LLMに対して偽情報や有害なコンテンツの生成、機密情報の開示を促すような指示を出した場合、LLMはどのように振る舞うのか。中でも注意が必要なのが、「間接プロンプトインジェクション攻撃」と呼ばれる攻撃手法だ。この手法では、RAGの仕組みが悪用される。
RAGは、LLMが事前学習していない情報にもアクセスできるよう、外部のデータベースから情報を検索・取得し、回答に反映させる手法だ。例えば、AIベンダーOpenAIのAIチャットbot「ChatGPT」にメールの要約を依頼する場合、LLM単体では文脈を十分に理解できないことがあるが、RAGを使えば社内文書やメールといった外部情報を参照することで、より適切かつ正確な出力が可能になる。
攻撃者はこの仕組みを悪用し、RAGの参照元となる文書やメール、Webページの中に悪意ある命令文を紛れ込ませる。LLMは、それが意図的に仕込まれたものであることに気付かず、命令を実行してしまう恐れがある。

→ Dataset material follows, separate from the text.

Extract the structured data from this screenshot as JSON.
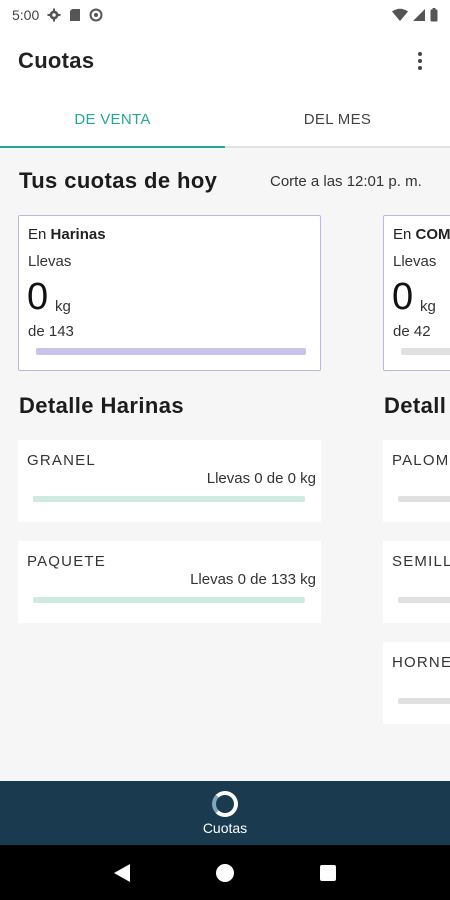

「誰でも自然言語を通じて簡単にLLMを操作できるよう設計されているため、攻撃者にとっても悪意ある命令を仕込むのは難しくない」。AIシステムの安全性評価を手掛けるAdvaiでソリューションアーキテクトを務めるマシュー・サットン氏はそう説明する。
例えば、新規プロジェクトの入札において、自社の提案書にLLM向けの隠れた指示を埋め込み、客先のLLMがそれを読み込むことで、その提案を競合他社よりも優位に見せたり、意図的に無視させたりする、といった操作も理論上は可能だ。「このような仕込みは、必ずしも高度なプログラミングスキルを必要とせず、誰にでも実行できる」(サットン氏)
このように、LLMに提供される情報は常に信頼できるとは限らない。サットン氏は、「LLMが出力する回答にはしばしば参照元のソースが付記されるが、その信頼性もうのみにすべきではない」と指摘する。一方で、出力のたびに参照情報を一つ一つ精査しなければならないとすれば、LLMの利便性そのものが損なわれかねないというジレンマもある、と同氏は付け加える。